# L. Lange wood stove



## dianebwhite

im interested in getting some info on a L. Lange enamel wood stove.  cleaning out my dads house and under some stuff we found a black enameled oval wood stove approx 2ft to 3 ft tall
l. lange is stamped on that front in raised letters. can any one tell me anything about these stoves.  cant seem to find out much on my own.   thanks


----------



## Fsappo

https://www.hearth.com/econtent/index.php/forums/viewthread/54553/

I found the link to this thread by googling Lange Wood Stove.  You may also use the search feature on these forums.  They were a fairly popular european import back in the day.


----------



## Wood Heat Stoves

Lange was a beautifully made enamel woodstove from Denmark. I used to work for a company that sold them back in the 80's. They stopped importing them when the EPA emissions requirements went into effect. A lot of European manufacturers stopped importing back then rather than redesign their stoves to meet the emissions regulations.


----------



## begreen

Welcome Dianne. Lucky you, that could be a very special find. Lange made very good heaters. There are many threads in this forum on these stoves. If you type in Lange in the test search titles only box, to the above left, you will find many postings with pictures and a lot of information on Langes. There are many posts from owners here on the various models including some unusual ones. 

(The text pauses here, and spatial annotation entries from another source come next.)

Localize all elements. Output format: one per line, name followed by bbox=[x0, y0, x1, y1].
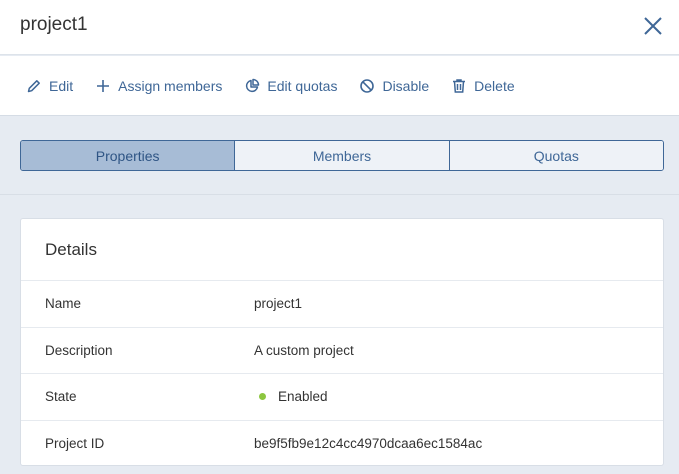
detail-label: Description bbox=[45, 342, 113, 358]
detail-label: State bbox=[45, 389, 77, 405]
disable-label: Disable bbox=[382, 77, 430, 94]
detail-row-state: State Enabled bbox=[21, 374, 663, 421]
tab-bar: Properties Members Quotas bbox=[20, 140, 664, 171]
toolbar: Edit Assign members Edit quotas Disable … bbox=[0, 56, 679, 116]
detail-row-project-id: Project ID be9f5fb9e12c4cc4970dcaa6ec158… bbox=[21, 421, 663, 468]
details-title: Details bbox=[21, 219, 663, 281]
pie-chart-icon bbox=[244, 78, 260, 94]
assign-members-button[interactable]: Assign members bbox=[95, 78, 222, 94]
disable-button[interactable]: Disable bbox=[359, 78, 429, 94]
page-title: project1 bbox=[20, 14, 88, 35]
assign-members-label: Assign members bbox=[118, 77, 223, 94]
detail-value: project1 bbox=[254, 296, 303, 312]
edit-label: Edit bbox=[49, 77, 74, 94]
tab-quotas[interactable]: Quotas bbox=[448, 141, 663, 170]
edit-quotas-button[interactable]: Edit quotas bbox=[244, 78, 337, 94]
details-card: Details Name project1 Description A cust… bbox=[20, 218, 664, 466]
detail-row-name: Name project1 bbox=[21, 281, 663, 328]
close-button[interactable] bbox=[640, 13, 666, 39]
close-icon bbox=[644, 17, 662, 35]
edit-button[interactable]: Edit bbox=[26, 78, 73, 94]
plus-icon bbox=[95, 78, 111, 94]
detail-value: A custom project bbox=[254, 342, 354, 358]
delete-label: Delete bbox=[474, 77, 515, 94]
tab-members[interactable]: Members bbox=[234, 141, 449, 170]
detail-label: Project ID bbox=[45, 436, 105, 452]
status-text: Enabled bbox=[278, 389, 328, 405]
trash-icon bbox=[451, 78, 467, 94]
status-value: Enabled bbox=[254, 389, 328, 404]
ban-icon bbox=[359, 78, 375, 94]
detail-label: Name bbox=[45, 296, 82, 312]
tabs-area: Properties Members Quotas bbox=[0, 117, 679, 195]
pencil-icon bbox=[26, 78, 42, 94]
status-dot-icon bbox=[259, 393, 266, 401]
delete-button[interactable]: Delete bbox=[451, 77, 515, 94]
tab-properties[interactable]: Properties bbox=[21, 141, 235, 170]
detail-value: be9f5fb9e12c4cc4970dcaa6ec1584ac bbox=[254, 436, 483, 452]
detail-row-description: Description A custom project bbox=[21, 328, 663, 374]
edit-quotas-label: Edit quotas bbox=[267, 77, 338, 94]
dialog-header: project1 bbox=[0, 0, 679, 55]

By description, it sounds like you may have a Lange 6302A. If you can post a picture of the stove, that would help us identify it. We love these old beauties.


----------



## webbie

Specs and pics on some models here:
https://www.hearth.com/econtent/index.php/wiki/Lange_Stoves/


----------



## dianebwhite

hi guys thanks for the info im going there tomorrow and will take pictures and post them.  thanks again


----------